辞書作りをどう見せていくかとか、作品の裏テーマに関しては僕が考えて、謙作さんは人間ドラマを作ることに力を注いでいました。
今回に関してはプロットもハコ書きもなかったですね。謙作さんからいきなり初稿が渡されたという形でした。僕自身は今回ほとんど脚本は書かなかったんです。一度謙作さんの筆が止まった時に、「僕ならこうする」というような、シナリオにもなっていないようなものを書いて渡したことはありますが。
それでも大体20稿くらいまでいったかな。決定稿になるまでに、かなり変わりました。
第1稿では、辞書作りの工程とか人物のキャラクターがよく見えなかったですね。最初は馬締と香具矢のキスシーンとかありましたよ(笑)。でも、そういうことじゃないんじゃないかなぁって。
つまり、今回は言葉の話だということもあり、肉体的な接触が重要なポイントになると思っていました。馬締と西岡が無駄にボディタッチを繰り返すちょっとアブない感じは、狙いでやっています。
逆に馬締と香具矢の接触は、最後の1回だけでいいと。あの夫婦は、あまり向き合わなくていいんじゃないかと思っていたんです。横並びで同じ方を見ているという。普通の恋愛ではなくて、あの2人はお互い自分のやりたいことに向かって進んでいる中での結婚ですから。……というようなザックリしたヒントを謙作さんに言うと、「なるほど」と面白がってくれましたね。
途中、物語が15年くらい飛びます。その間のことを描かないのには意味があると思ったので、原作の通りにしました。ただし、前半と後半の分量の比率には結構悩みました。
僕は29歳なので、馬締がどのように辞書作りに人生を捧げ、傾倒していくか、その姿こそ重要だと思っていました。対して謙作さんはちょうど15年後の馬締に近い年齢なので「いやいや大切なのは後半だろう」と。
僕が6対4、ないしは7対3でもいいと話したら、謙作さんは「違う、5対5だ」。撮影後に編集してみたら2時間40分以上あったので切っていったんですけれども、切ったのはほぼ後半のシーンでした。これは僕のエゴイズムかもしれないですが。

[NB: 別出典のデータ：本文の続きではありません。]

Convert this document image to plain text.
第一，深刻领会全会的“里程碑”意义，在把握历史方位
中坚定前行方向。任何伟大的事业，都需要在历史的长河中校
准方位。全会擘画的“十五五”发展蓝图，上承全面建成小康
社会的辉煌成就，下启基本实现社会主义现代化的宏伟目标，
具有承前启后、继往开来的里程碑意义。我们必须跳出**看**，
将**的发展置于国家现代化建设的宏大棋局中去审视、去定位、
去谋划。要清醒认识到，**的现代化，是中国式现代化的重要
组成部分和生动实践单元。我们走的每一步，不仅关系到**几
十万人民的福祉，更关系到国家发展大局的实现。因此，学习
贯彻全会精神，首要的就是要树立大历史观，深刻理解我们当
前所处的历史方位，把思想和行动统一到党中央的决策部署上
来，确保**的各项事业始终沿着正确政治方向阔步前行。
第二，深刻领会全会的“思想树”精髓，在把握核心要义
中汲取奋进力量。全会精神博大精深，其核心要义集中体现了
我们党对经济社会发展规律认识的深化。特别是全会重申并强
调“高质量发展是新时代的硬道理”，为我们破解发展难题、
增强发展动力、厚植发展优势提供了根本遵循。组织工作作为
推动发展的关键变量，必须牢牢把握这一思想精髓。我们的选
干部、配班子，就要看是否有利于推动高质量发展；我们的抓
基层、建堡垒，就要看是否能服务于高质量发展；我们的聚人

馬締が辞書の編集に関わるようになって、いろいろ恋も絡んで、ようやく舟を漕ぎ出す。その15年後に辞書編集部に入ってくるみどりという人物は、馬締が一度経験したことを繰り返しているんです。
映画的には終わっていることなんですよね。みどりの立ち位置は難しく、最初は原作に引っぱられて分量を多くとったんですが、馬締の目線で映画を通してみたら、余分に感じた。ですから、この部分をかなり削ることになりました。
僕はあまり取材が好きな方じゃないので、辞書編集部には1回しか行ってません。時間があまりなくて急ピッチで脚本を作っていたので、同時並行でロケハンをして。現場で脚本を変えたところは、ほんのちょっとはありましたけど、現場で変わるのはマズい脚本だと思います。
色々な方法を試してもいいけれど、最終的には脚本に戻っていけるような、そんな脚本を作ることが重要です。自主映画の時は、まったく逆のことをやってましたけど、あの時は自分に脚本能力がなかったってことなんじゃないかと思います。
今回初めて自分以外の人が書いた脚本で撮ったわけですが、やってみて、自分が書かない方がいいと思いましたね。他の人が書いたとしても、電話したり会ったりして、僕自身も十分に納得した上でホンが出来ているわけですから。
「こういう考え方もあるんだ」「こういう目線もあるんだ」という発見があって、自分にとって糧になったし、面白かったです。中には自分でホンを書かないとダメだという監督さんもいるかもしれませんが、僕はその辺はあまり気にしないです。
また、今回は自分にとって初めての原作ものでもありました。多少は、原作者の気持ちを考えますね、人間として当然の感情として。でも、自分の全能力と才能を出し惜しみせずに出す、という意味では、オリジナルも原作ものも同じです。
自分で脚本を書く場合は、必ずハコを立てます。結構緻密に作るほうです。PCで、例えば「馬締、辞書について悩む」とか「西岡が馬締をちょっと見直す」というように1行ずつ柱をバーッと書いていきます。全部書いて流れを決め、その間を埋めていくという作業。そうするとシーンの骨がわかりやすくなるので、とっちらからないんです。
物語の構造やアイデアについては、プロデューサーをはじめ、周りの優秀なスタッフたちが相談に乗ってくれるので、僕は自分にしか出せない作品のテーマを大事にしています。